Ben Steverman, in Divorce Is Making American Families 66% Bigger – Bloombergreports that nearly 30% of people over 50 have been married more than once.  One-third (33%) of couples over 55 with adult children have a stepchild.  Conversely, one-third of households headed by people under 55 have at least one stepparent.

You can read the original paper, Stepfamily Structure and Transfers between Generations in U.S.

This means about a third of American families have some combination of “her” and “his” and “our” children, who, in turn, may have four people in the “parent” slot–mom and her new husband, and dad and his new wife–plus multiple grandparents, siblings and step-siblings from various households, and a complex network of uncles and aunts and cousins.

When families get together for Christmas dinner, it becomes a big event, requiring lots of tables and folding chairs, though also setting up more occasions for conflicts and hurt feelings.

But “blended families” are nothing new.  Through much of human history, they were caused not by divorce and remarriage but by death and remarriage.  In the not-too-distant past, many women died in child-birth and both men and women died early from untreatable diseases.  Young widows and young widowers typically remarried, blending their families.

After all, as we blogged about, some think Jesus was brought up in a blended family.

In those cases, there were still only two parental figures, rather than four.  Often the new parent who stepped into the child’s life did so seamlessly.  Then again, sometimes the relationships did not work so well.  Consider the figure of the “wicked stepmother” in fairy tales.

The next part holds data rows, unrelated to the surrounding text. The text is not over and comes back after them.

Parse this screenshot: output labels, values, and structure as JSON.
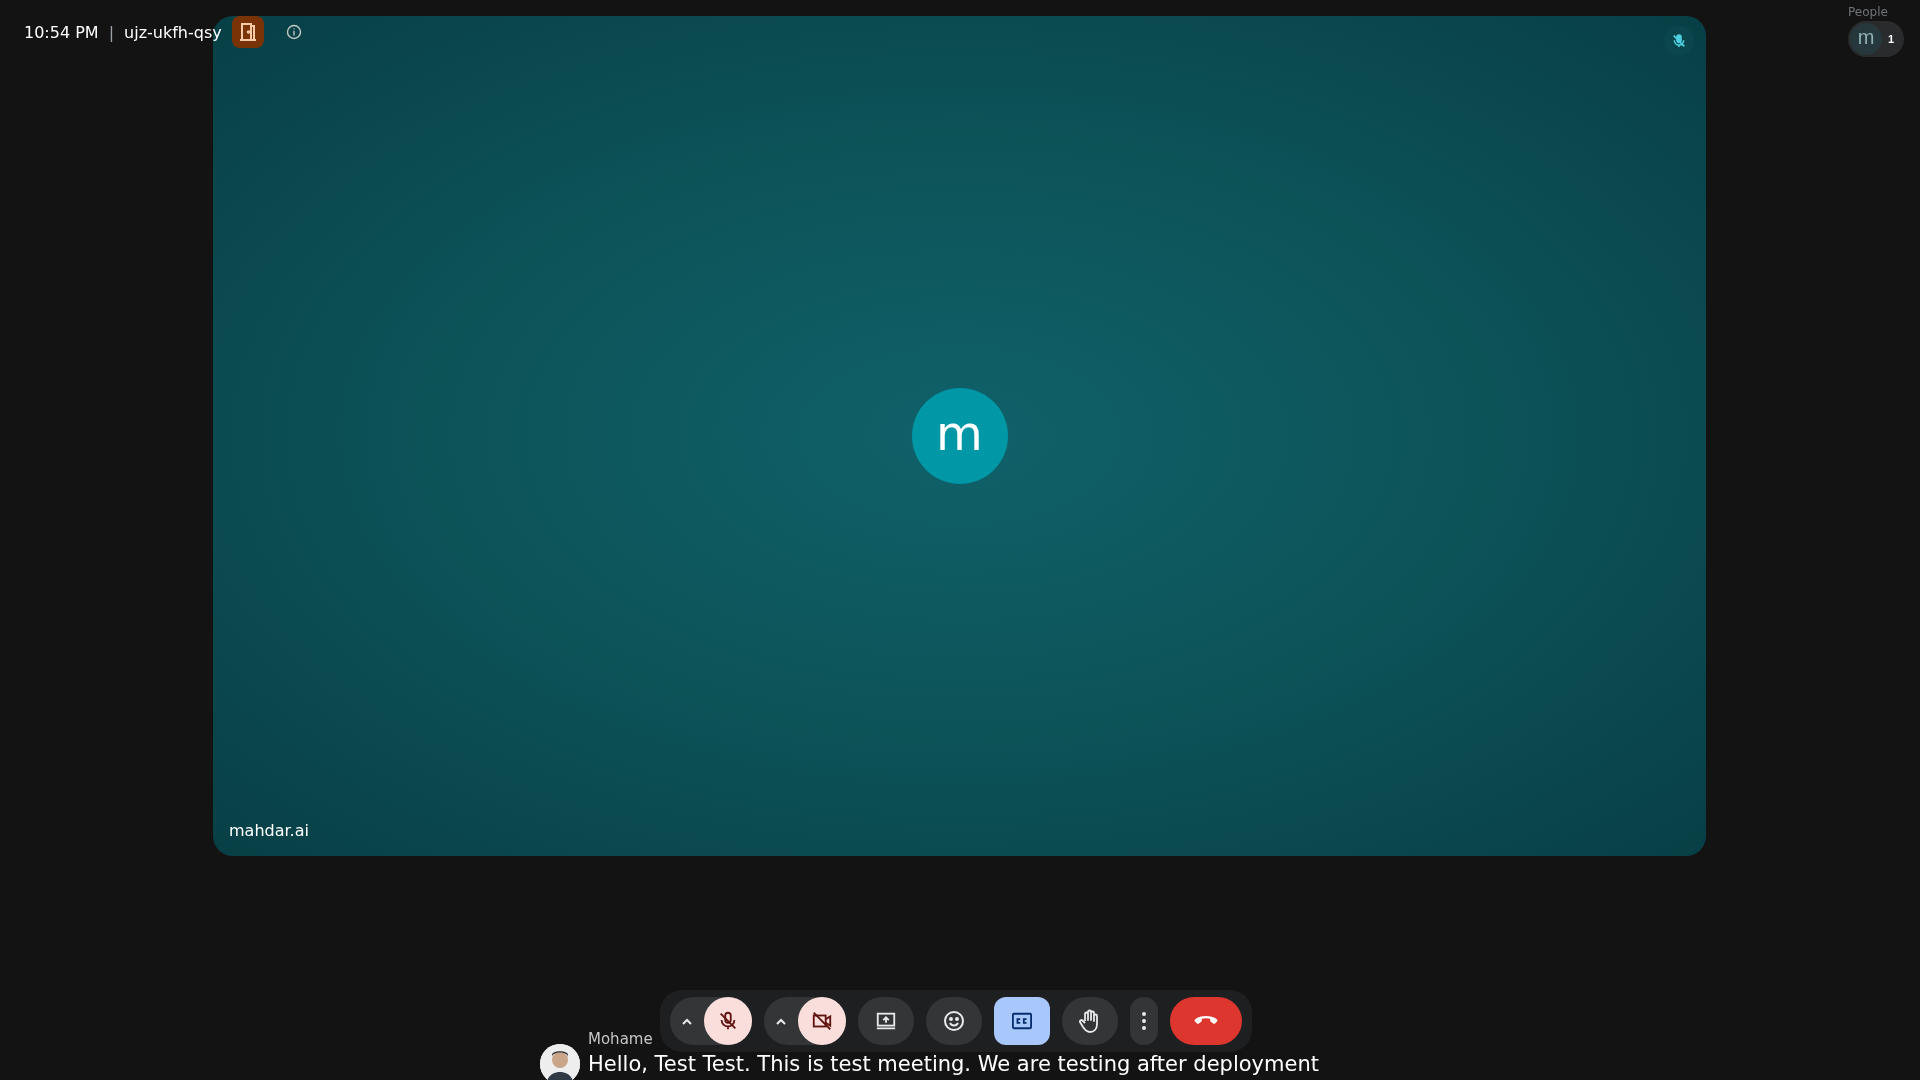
{
  "top_bar": {
    "time": "10:54 PM",
    "separator": "|",
    "meeting_code": "ujz-ukfh-qsy"
  },
  "tile": {
    "name": "mahdar.ai",
    "avatar_letter": "m",
    "muted": true
  },
  "people": {
    "label": "People",
    "avatar_letter": "m",
    "count": "1"
  },
  "toolbar": {
    "buttons": [
      {
        "kind": "mic",
        "muted": true
      },
      {
        "kind": "camera",
        "off": true
      },
      {
        "kind": "present"
      },
      {
        "kind": "emoji"
      },
      {
        "kind": "captions",
        "on": true
      },
      {
        "kind": "hand",
        "on": false
      },
      {
        "kind": "more"
      },
      {
        "kind": "end"
      }
    ]
  },
  "caption": {
    "speaker": "Mohame",
    "text": "Hello, Test Test. This is test meeting. We are testing after deployment"
  }
}
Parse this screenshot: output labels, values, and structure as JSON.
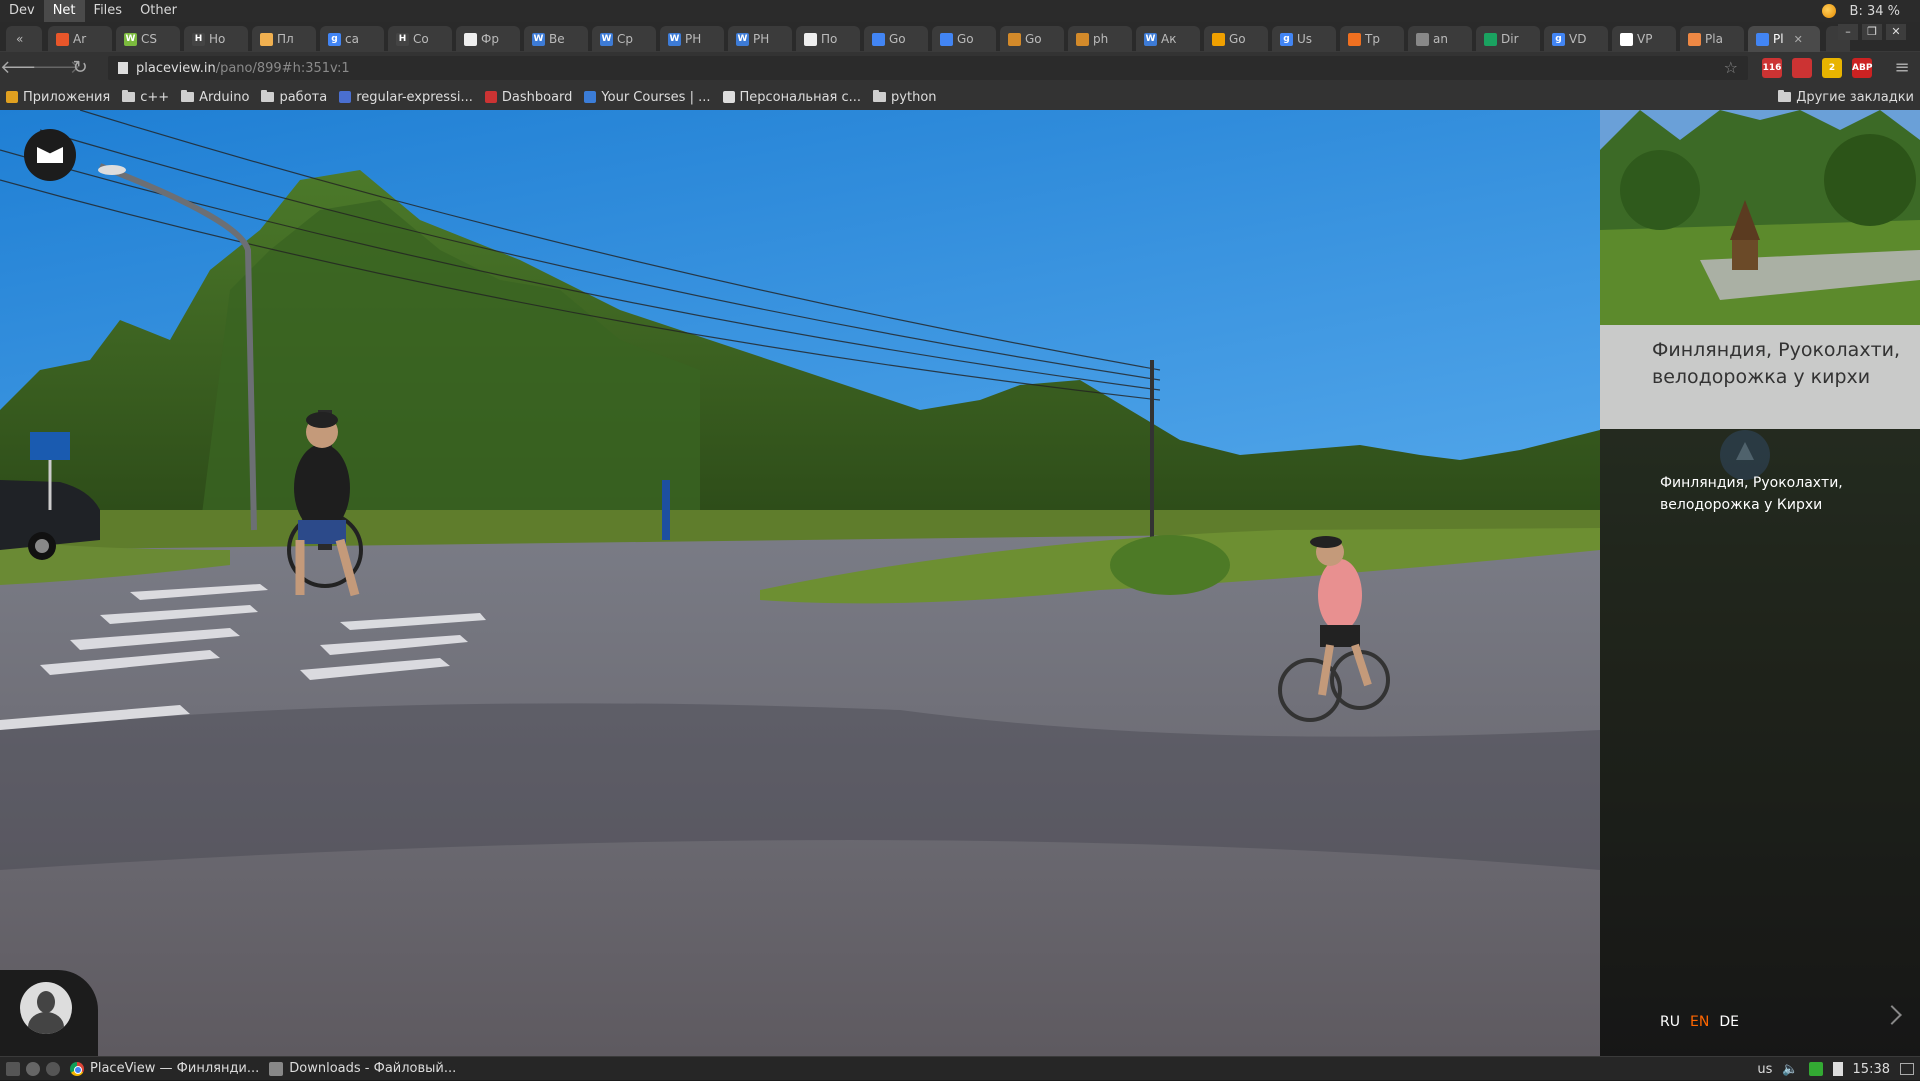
{
  "menubar": {
    "items": [
      "Dev",
      "Net",
      "Files",
      "Other"
    ],
    "active": "Net",
    "battery": "B:  34 %"
  },
  "tabs": [
    {
      "label": "Ar",
      "color": "#e8562a",
      "glyph": ""
    },
    {
      "label": "CS",
      "color": "#7cbb3e",
      "glyph": "W"
    },
    {
      "label": "Ho",
      "color": "#444",
      "glyph": "H"
    },
    {
      "label": "Пл",
      "color": "#f0b050",
      "glyph": ""
    },
    {
      "label": "ca",
      "color": "#4285f4",
      "glyph": "g"
    },
    {
      "label": "Co",
      "color": "#444",
      "glyph": "H"
    },
    {
      "label": "Фр",
      "color": "#eee",
      "glyph": ""
    },
    {
      "label": "Be",
      "color": "#3d7bd6",
      "glyph": "W"
    },
    {
      "label": "Ср",
      "color": "#3d7bd6",
      "glyph": "W"
    },
    {
      "label": "PH",
      "color": "#3d7bd6",
      "glyph": "W"
    },
    {
      "label": "PH",
      "color": "#3d7bd6",
      "glyph": "W"
    },
    {
      "label": "По",
      "color": "#eee",
      "glyph": ""
    },
    {
      "label": "Go",
      "color": "#4285f4",
      "glyph": ""
    },
    {
      "label": "Go",
      "color": "#4285f4",
      "glyph": ""
    },
    {
      "label": "Go",
      "color": "#d38a2a",
      "glyph": ""
    },
    {
      "label": "ph",
      "color": "#d38a2a",
      "glyph": ""
    },
    {
      "label": "Ак",
      "color": "#3d7bd6",
      "glyph": "W"
    },
    {
      "label": "Go",
      "color": "#f0a000",
      "glyph": ""
    },
    {
      "label": "Us",
      "color": "#4285f4",
      "glyph": "g"
    },
    {
      "label": "Тр",
      "color": "#f07020",
      "glyph": ""
    },
    {
      "label": "an",
      "color": "#888",
      "glyph": ""
    },
    {
      "label": "Dir",
      "color": "#1aa260",
      "glyph": ""
    },
    {
      "label": "VD",
      "color": "#4285f4",
      "glyph": "g"
    },
    {
      "label": "VP",
      "color": "#fff",
      "glyph": "W"
    },
    {
      "label": "Pla",
      "color": "#e84",
      "glyph": ""
    },
    {
      "label": "Pl",
      "color": "#4285f4",
      "glyph": "",
      "active": true
    }
  ],
  "address": {
    "host": "placeview.in",
    "path": "/pano/899#h:351v:1"
  },
  "extensions": [
    {
      "name": "gmail-extension-icon",
      "label": "116",
      "color": "#c33"
    },
    {
      "name": "bookmark-extension-icon",
      "label": "",
      "color": "#c33"
    },
    {
      "name": "notes-extension-icon",
      "label": "2",
      "color": "#e8b400"
    },
    {
      "name": "adblock-extension-icon",
      "label": "ABP",
      "color": "#c22"
    }
  ],
  "bookmarks": {
    "items": [
      {
        "label": "Приложения",
        "icon": "apps-icon"
      },
      {
        "label": "c++",
        "icon": "folder-icon"
      },
      {
        "label": "Arduino",
        "icon": "folder-icon"
      },
      {
        "label": "работа",
        "icon": "folder-icon"
      },
      {
        "label": "regular-expressi...",
        "icon": "page-icon"
      },
      {
        "label": "Dashboard",
        "icon": "dashboard-icon"
      },
      {
        "label": "Your Courses | ...",
        "icon": "courses-icon"
      },
      {
        "label": "Персональная с...",
        "icon": "play-icon"
      },
      {
        "label": "python",
        "icon": "folder-icon"
      }
    ],
    "other": "Другие закладки"
  },
  "sidebar": {
    "title": "Финляндия, Руоколахти, велодорожка у кирхи",
    "caption": "Финляндия, Руоколахти, велодорожка у Кирхи",
    "languages": [
      "RU",
      "EN",
      "DE"
    ],
    "selected_language": "EN"
  },
  "taskbar": {
    "tasks": [
      {
        "label": "PlaceView — Финлянди...",
        "icon": "chrome-icon"
      },
      {
        "label": "Downloads - Файловый...",
        "icon": "file-manager-icon"
      }
    ],
    "layout": "us",
    "clock": "15:38"
  }
}
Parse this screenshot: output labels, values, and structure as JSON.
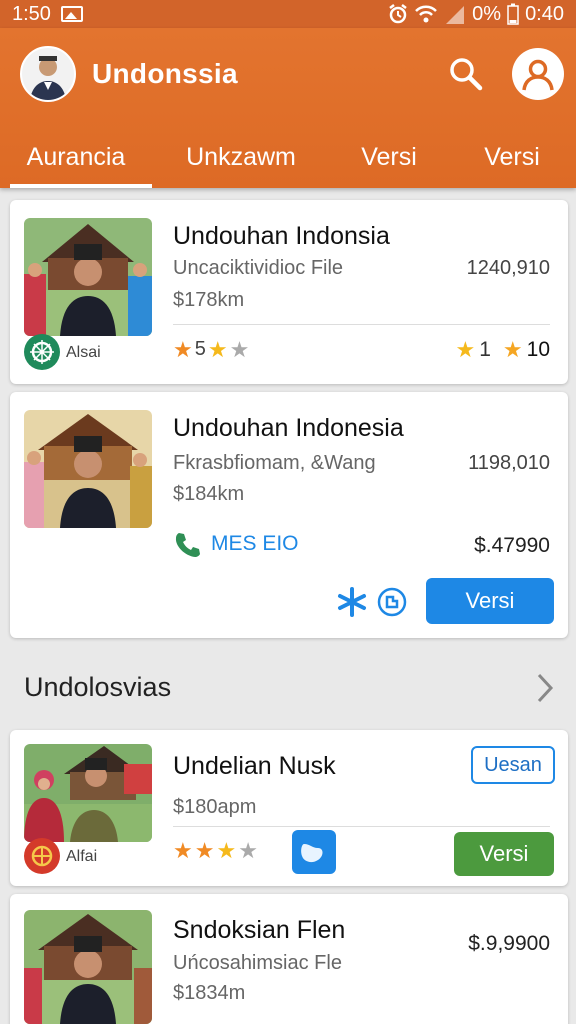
{
  "status_bar": {
    "time": "1:50",
    "battery": "0%",
    "clock": "0:40"
  },
  "app": {
    "title": "Undonssia"
  },
  "tabs": [
    {
      "label": "Aurancia"
    },
    {
      "label": "Unkzawm"
    },
    {
      "label": "Versi"
    },
    {
      "label": "Versi"
    }
  ],
  "cards": [
    {
      "title": "Undouhan Indonsia",
      "subtitle": "Uncaciktividioc File",
      "price": "$178km",
      "number": "1240,910",
      "badge_label": "Alsai",
      "rating_left": "5",
      "rating_right_a": "1",
      "rating_right_b": "10"
    },
    {
      "title": "Undouhan Indonesia",
      "subtitle": "Fkrasbfiomam, &Wang",
      "price": "$184km",
      "number": "1198,010",
      "contact": "MES EIO",
      "amount": "$.47990",
      "button": "Versi"
    },
    {
      "title": "Undelian Nusk",
      "price": "$180apm",
      "outline_button": "Uesan",
      "button": "Versi",
      "badge_label": "Alfai"
    },
    {
      "title": "Sndoksian Flen",
      "subtitle": "Uńcosahimsiac Fle",
      "price": "$1834m",
      "amount": "$.9,9900"
    }
  ],
  "section": {
    "title": "Undolosvias"
  },
  "colors": {
    "primary": "#dd6a25",
    "accent_blue": "#1e88e5",
    "accent_green": "#4c9a3e",
    "star": "#f5a623"
  }
}
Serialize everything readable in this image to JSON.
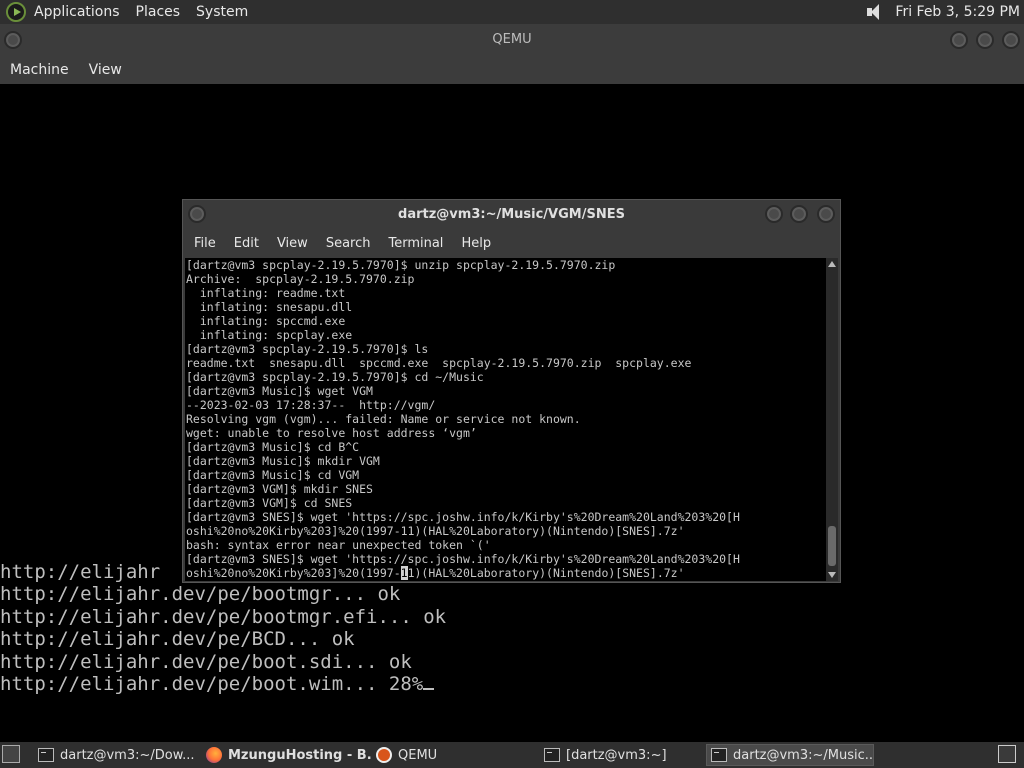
{
  "topbar": {
    "menus": [
      "Applications",
      "Places",
      "System"
    ],
    "clock": "Fri Feb  3,  5:29 PM"
  },
  "qemu": {
    "title": "QEMU",
    "menus": [
      "Machine",
      "View"
    ]
  },
  "boot_lines": [
    "http://elijahr",
    "http://elijahr.dev/pe/bootmgr... ok",
    "http://elijahr.dev/pe/bootmgr.efi... ok",
    "http://elijahr.dev/pe/BCD... ok",
    "http://elijahr.dev/pe/boot.sdi... ok",
    "http://elijahr.dev/pe/boot.wim... 28%"
  ],
  "terminal": {
    "title": "dartz@vm3:~/Music/VGM/SNES",
    "menus": [
      "File",
      "Edit",
      "View",
      "Search",
      "Terminal",
      "Help"
    ],
    "lines": [
      "[dartz@vm3 spcplay-2.19.5.7970]$ unzip spcplay-2.19.5.7970.zip",
      "Archive:  spcplay-2.19.5.7970.zip",
      "  inflating: readme.txt",
      "  inflating: snesapu.dll",
      "  inflating: spccmd.exe",
      "  inflating: spcplay.exe",
      "[dartz@vm3 spcplay-2.19.5.7970]$ ls",
      "readme.txt  snesapu.dll  spccmd.exe  spcplay-2.19.5.7970.zip  spcplay.exe",
      "[dartz@vm3 spcplay-2.19.5.7970]$ cd ~/Music",
      "[dartz@vm3 Music]$ wget VGM",
      "--2023-02-03 17:28:37--  http://vgm/",
      "Resolving vgm (vgm)... failed: Name or service not known.",
      "wget: unable to resolve host address ‘vgm’",
      "[dartz@vm3 Music]$ cd B^C",
      "[dartz@vm3 Music]$ mkdir VGM",
      "[dartz@vm3 Music]$ cd VGM",
      "[dartz@vm3 VGM]$ mkdir SNES",
      "[dartz@vm3 VGM]$ cd SNES",
      "[dartz@vm3 SNES]$ wget 'https://spc.joshw.info/k/Kirby's%20Dream%20Land%203%20[H",
      "oshi%20no%20Kirby%203]%20(1997-11)(HAL%20Laboratory)(Nintendo)[SNES].7z'",
      "bash: syntax error near unexpected token `('",
      "[dartz@vm3 SNES]$ wget 'https://spc.joshw.info/k/Kirby's%20Dream%20Land%203%20[H"
    ],
    "last_line_before_cursor": "oshi%20no%20Kirby%203]%20(1997-",
    "cursor_char": "1",
    "last_line_after_cursor": "1)(HAL%20Laboratory)(Nintendo)[SNES].7z'"
  },
  "taskbar": {
    "items": [
      "dartz@vm3:~/Dow...",
      "MzunguHosting - B...",
      "QEMU",
      "[dartz@vm3:~]",
      "dartz@vm3:~/Music..."
    ]
  }
}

I wonder, though, if these bigger families might play a role in bringing back extended family relationships, even though, ironically, they began in the breaking of the foundational family relationship.

I daresay many of you readers have experience with “blended” families.  Does everyone get together for Christmas, or is everyone pulled in different directions so that getting together is impossible?  Are there lines drawn between who belongs to whom?  Have any of you made your “blended” families into one big happy family?